基体与填料之间可以通过以下两种方式链接:共价键与非共价作用。相比于非共价作用力,共价键可以使填料与基体结合的作用力更强,显著降低填料与基体之间声子散射效应,从而提高复合材料的导热性能。
发明内容
基于上述现有技术所存在的问题,本发明提供一种聚酰亚胺基改性氮化硼纳米片导热复合材料的制备方法,旨在提高复合材料的导热性能。
本发明为实现目的,采用如下技术方案:
本发明公开了一种聚酰亚胺基改性氮化硼纳米片导热复合材料的制备方法,其特点在于:首先通过超声剥离氮化硼法得到氮化硼纳米片,记为BNNS;然后将多巴胺(DA)与BNNS通过原位聚合反应,得到聚多巴胺(PDA)改性氮化硼纳米片导热填料,记为PDA@BNNS;最后通过原位聚合法与化学亚胺法,制备以聚酰亚胺为基体、以PDA@BNNS为填料的聚多巴胺@氮化硼/聚酰亚胺导热复合材料,记为PDA@BNNS/PI。具体包括如下步骤:
步骤1、BNNS的制备
将1.2~1.6g h-BN、400mL去离子水和1.2~1.6g氧化锆磨球(直径:0.15/0.30mm=0.6~0.8/0.6~0.8g)放入溶剂瓶中进行超声,离心,所得产物经去离子水洗涤、60℃下干燥,得到BNNS;
步骤2、PDA@BNNS的合成
将0.2~0.25g BNNS放入20~25mL pH=8.5的Tris-HCl缓冲液中,搅拌均匀后,加入30~35mg多巴胺,然后搅拌14~16h,所得产物用乙醇离心洗涤以消除残留的多巴胺(DA)与聚多巴胺,最后在60℃下干燥,得到PDA@BNNS粉末;
步骤3、PDA@BNNS/PAA/PI的合成
在氮气气氛下,向三颈烧瓶中加入0.5940~0.5950g 4,4-二氨基二苯甲烷和8.5~9.5mLN,N二甲基甲酰胺并溶解,加入PDA@BNNS并搅拌1~2h,在冰水浴下搅拌5~10min,然后加入0.9000~0.9010g 3,3’-4,4’-联苯四甲酸二酐和0.4~0.5g分子筛,在冰水浴中搅拌15~20min,得到PDA@BNNS/PAA溶液;随后加入0.15~0.2mL三乙胺和0.08~0.1mL吡啶的混合溶液,得到PDA@BNNS/PAA/PI溶液;
步骤4、PDA@BNNS/PI的合成
将步骤3所得PDA@BNNS/PAA/PI溶液浇注在干净的玻璃基板上,用刮刀进行涂层,并在60~70℃下干燥45~60min;最后通过梯度热亚胺化,即制得PDA@BNNS/PI导热复合材料。

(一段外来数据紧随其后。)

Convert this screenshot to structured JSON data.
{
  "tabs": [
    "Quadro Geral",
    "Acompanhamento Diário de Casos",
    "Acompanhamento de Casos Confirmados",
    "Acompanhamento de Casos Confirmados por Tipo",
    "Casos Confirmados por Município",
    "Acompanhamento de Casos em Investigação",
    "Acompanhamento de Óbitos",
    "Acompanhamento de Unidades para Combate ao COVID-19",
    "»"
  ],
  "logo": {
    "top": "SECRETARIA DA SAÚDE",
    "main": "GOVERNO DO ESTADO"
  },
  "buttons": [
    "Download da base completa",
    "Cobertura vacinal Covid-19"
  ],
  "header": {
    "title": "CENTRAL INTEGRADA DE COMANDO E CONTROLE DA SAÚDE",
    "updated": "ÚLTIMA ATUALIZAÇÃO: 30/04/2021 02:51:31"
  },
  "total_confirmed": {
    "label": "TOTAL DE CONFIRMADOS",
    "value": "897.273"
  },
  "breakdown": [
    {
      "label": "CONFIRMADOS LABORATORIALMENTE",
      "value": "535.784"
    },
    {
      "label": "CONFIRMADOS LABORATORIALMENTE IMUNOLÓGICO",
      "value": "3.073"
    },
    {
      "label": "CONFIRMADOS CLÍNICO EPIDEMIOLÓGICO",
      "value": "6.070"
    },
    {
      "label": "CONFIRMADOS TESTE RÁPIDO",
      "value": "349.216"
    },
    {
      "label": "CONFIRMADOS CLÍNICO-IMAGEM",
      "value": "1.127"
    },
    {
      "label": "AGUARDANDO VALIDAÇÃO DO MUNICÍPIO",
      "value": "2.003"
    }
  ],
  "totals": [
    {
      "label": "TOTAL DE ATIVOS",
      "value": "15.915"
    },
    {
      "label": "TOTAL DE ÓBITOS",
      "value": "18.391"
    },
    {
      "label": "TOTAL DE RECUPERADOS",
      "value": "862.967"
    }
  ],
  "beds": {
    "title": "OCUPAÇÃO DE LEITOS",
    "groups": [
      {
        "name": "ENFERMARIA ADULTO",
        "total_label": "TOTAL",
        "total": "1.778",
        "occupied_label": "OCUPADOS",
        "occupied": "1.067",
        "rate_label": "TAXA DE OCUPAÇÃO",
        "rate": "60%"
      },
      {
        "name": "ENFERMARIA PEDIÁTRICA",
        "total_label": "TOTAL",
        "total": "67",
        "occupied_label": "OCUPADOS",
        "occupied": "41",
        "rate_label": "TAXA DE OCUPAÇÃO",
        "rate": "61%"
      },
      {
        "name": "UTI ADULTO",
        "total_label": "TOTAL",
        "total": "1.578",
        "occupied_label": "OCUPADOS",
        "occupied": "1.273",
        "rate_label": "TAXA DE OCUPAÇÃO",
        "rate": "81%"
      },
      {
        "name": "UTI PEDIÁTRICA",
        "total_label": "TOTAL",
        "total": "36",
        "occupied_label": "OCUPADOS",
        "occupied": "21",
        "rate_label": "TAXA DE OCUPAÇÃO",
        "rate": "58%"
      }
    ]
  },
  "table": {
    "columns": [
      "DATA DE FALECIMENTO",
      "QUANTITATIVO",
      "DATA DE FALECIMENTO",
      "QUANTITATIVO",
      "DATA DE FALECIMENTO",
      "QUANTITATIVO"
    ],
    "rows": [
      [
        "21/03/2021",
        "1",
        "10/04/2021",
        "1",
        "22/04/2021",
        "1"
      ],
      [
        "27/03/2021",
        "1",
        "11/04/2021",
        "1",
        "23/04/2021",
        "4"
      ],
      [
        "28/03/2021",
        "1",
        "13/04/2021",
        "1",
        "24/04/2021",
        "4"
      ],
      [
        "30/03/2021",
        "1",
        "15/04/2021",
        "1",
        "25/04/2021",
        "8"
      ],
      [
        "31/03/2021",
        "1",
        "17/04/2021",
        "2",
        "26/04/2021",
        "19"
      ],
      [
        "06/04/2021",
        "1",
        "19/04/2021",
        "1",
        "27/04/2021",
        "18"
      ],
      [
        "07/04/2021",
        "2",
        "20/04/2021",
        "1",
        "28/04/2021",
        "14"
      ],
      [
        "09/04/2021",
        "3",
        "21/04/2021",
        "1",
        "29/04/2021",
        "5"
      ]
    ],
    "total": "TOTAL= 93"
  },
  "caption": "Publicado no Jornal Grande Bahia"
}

进一步地,步骤2中,所述Tris-HCl缓冲液的配置方法为:在室温(25℃)下,将50mL摩尔浓度为0.1mol/L的三羟甲基氨基甲烷溶液与14.7mL摩尔浓度为0.1mol/L的盐酸标准溶液混匀并稀释至100mL,得到pH=8.5的Tris-HCl缓冲液。
进一步地,步骤3中,PDA@BNNS的加入量占4,4-二氨基二苯甲烷、3,3’-4,4’-联苯四甲酸二酐与PDA@BNNS总质量的5~15wt%。
进一步地,步骤4中,所述梯度热亚胺化的程序为:首先在120℃加热1h,然后在200℃加热1h,最后在250℃加热1h。
本发明还公开了按照上述制备方法所获得的PDA@BNNS/PI导热复合材料。
本发明的有益效果体现在:
1、本发明在复合材料内部通过共价键构建出氮化硼纳米片与聚酰亚胺热传递路径,得益于功能化物质聚多巴胺与聚酰亚胺之间形成的C-N-C键的作用,大大增强了氮化硼纳米片与基体的热传递性能。同时,聚多巴胺与氮化硼纳米片之间形成的π-π非共价作用力也有效提升了填料的分散性,完善复合材料整体导热性能。
2、本发明的方法可以将羧基封端的PAA(聚酰胺酸)与功能化氮化硼纳米片之间通过C-N-C键相连,通过增强氮化硼纳米片与PI基体的相容性,从而在刮膜过程中实现更好的取向,进而提高复合材料的热导率。
附图说明
图1为本发明功能化氮化硼纳米片与聚酰胺酸的反应机理图,其中(a)为多巴胺聚合为聚多巴胺的过程,(b)为多巴胺改性氮化硼纳米片后与聚酰胺酸的反应机理图,(c)为聚酰胺酸部分亚胺化为聚酰亚胺的过程。
图2为本发明实施例1所用BN原料和所得BNNS的SEM图,其中(a)为BN、(b)为BNNS。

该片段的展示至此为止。